Así sucedió la mañana en que divisó, escondido detrás de una puerta cercana a sus barrotes, una imagen de luz entre la oscuridad: la cabecita de un niño de no más de tres años de edad, hijo de trabajadores de la prisión. Su alegría fue tan grande como el temor del pequeño etíope que por primera vez veía un ser de piel blanca.

 

«No me atreví a moverme. Temí que si me levantaba del piso le inspirara miedo y corriera fuera de mi vista. Algo le impresionó visiblemente: lo llamaba por su nombre, Yin. Sus ojitos, grandes y expresivos los fijó en mi rostro como buscando desesperado mis intenciones. Por un momento pensé que se rompería el hechizo y que correría asustado a refugiarse lejos de mí. ¡Hubiera sido tan agradable aunque fuera tocarle las manitas! (…)».1

 

Al fin se acercó, y él, con mucha delicadeza, le puso los bracitos unidos en el pecho en forma de cesta para que pudiera llevarse unas cuantas de las golosinas que en ese tiempo recibía de Cuba mediante la Cruz Roja Internacional. No había dudas, luego de tan profundas heridas, la nobleza de aquel condenado perduraba, y sobrevivía porque su alma, negada a beber el odio, se mantuvo intacta, limpia, como una hoja de loto flotando sobre el fango.

 

Se aferró, como un náufrago a los remos, a los libros, al conocimiento, a su chica siembra de frijoles primero, y luego de vicarias blancas, violetas, a la fe en que volvería a Cuba, y pensó también en Fidel. «Bajo la influencia de una terrible incomunicación, era fácil, muy fácil, escoger otras sendas. Tres intentos de suicidio dan muestra de mi desesperación. Sin embargo, decidí creer en él, en su amor por un soldado que lo sacrificaba todo en otras tierras del mundo».2

 

Orlando regresó, los aires tropicales de septiembre de 1988 le llenaron los pulmones, el General de Ejército Raúl Castro lo recibió en el aeropuerto, supo después cuánto había hecho el Comandante en Jefe por su retorno, conoció el amor más hondo en la mirada de Niurka, le llegaron los hijos que imaginaba, y escribió su historia en un libro estremecedor: Reto a la soledad.

 

Hoy, en su hogar iluminado por las carcajadas de sus nietos, junto a la familia, sus proyectos literarios y agrícolas, celebra 68 años de edad Villavicencio, el admirado guerrero de cuatro estrellas sobre los hombros, el querido Héroe de la República, quien, cuando la muerte lo cercaba cada día, venció la batalla porque su corazón, enorme y generoso, en medio del horror no supo sentir odio, y se mantuvo intacto, puro, resguardado por esa ternura de niño que solo habita en seres impensables como él.

 

Referencia

1Orlando Cardoso Villavicencio: Reto a la soledad, Casa Editorial Verde Olivo, La Habana, 2014, pp. 186-187.

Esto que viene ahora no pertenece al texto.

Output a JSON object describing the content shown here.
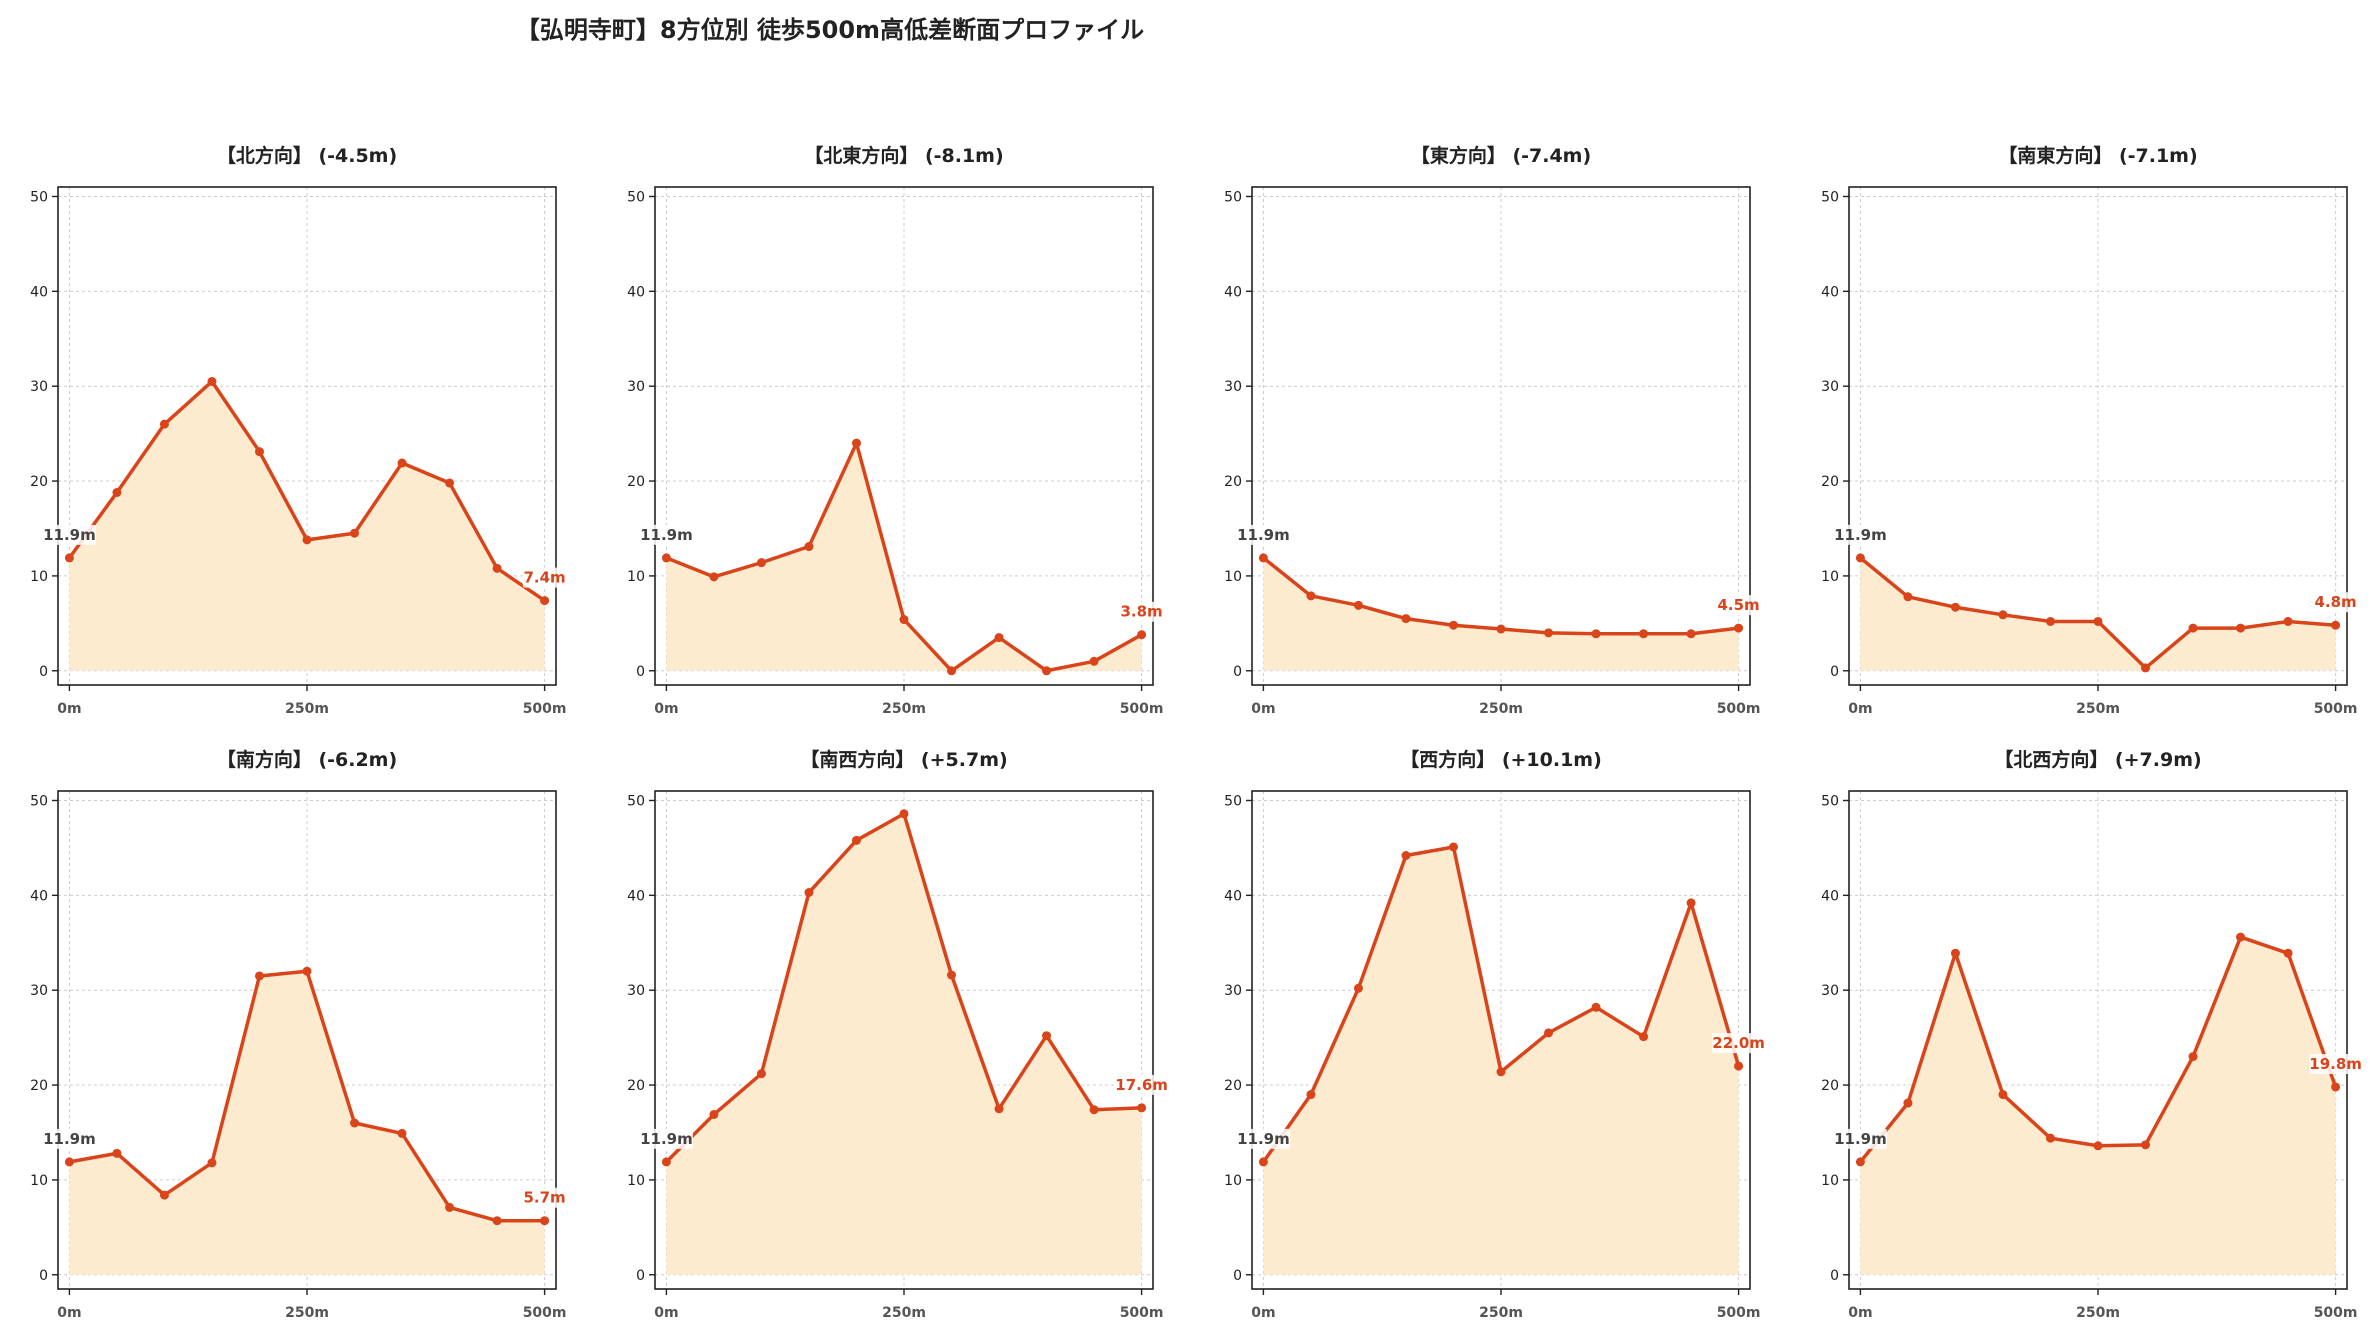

2 Orlando Cardoso Villavicencio: «Un altruista sin límites», en revista Verde Olivo, La Habana, 16 de diciembre de 2020.

  • «Por lograr el bienestar de su pueblo es capaz de todo. Su generosidad y su preocupación van más allá de las normas establecidas para un dirigente convencional. Fidel es algo especial», así define Villavicencio al Comandante en Jefe. Archivo: Universidad de Ciencias Médicas Villa Clara.

  • El General de Ejército Raúl Castro, junto al Héroe de la República de Cuba Orlando Cardoso Villavicencio. Foto: Ismael Francisco/ Cubadebate.

  • Villavicencio, durante una de las tantas presentaciones de su libro Reto a la soledad. Archivo: 5 de septiembre.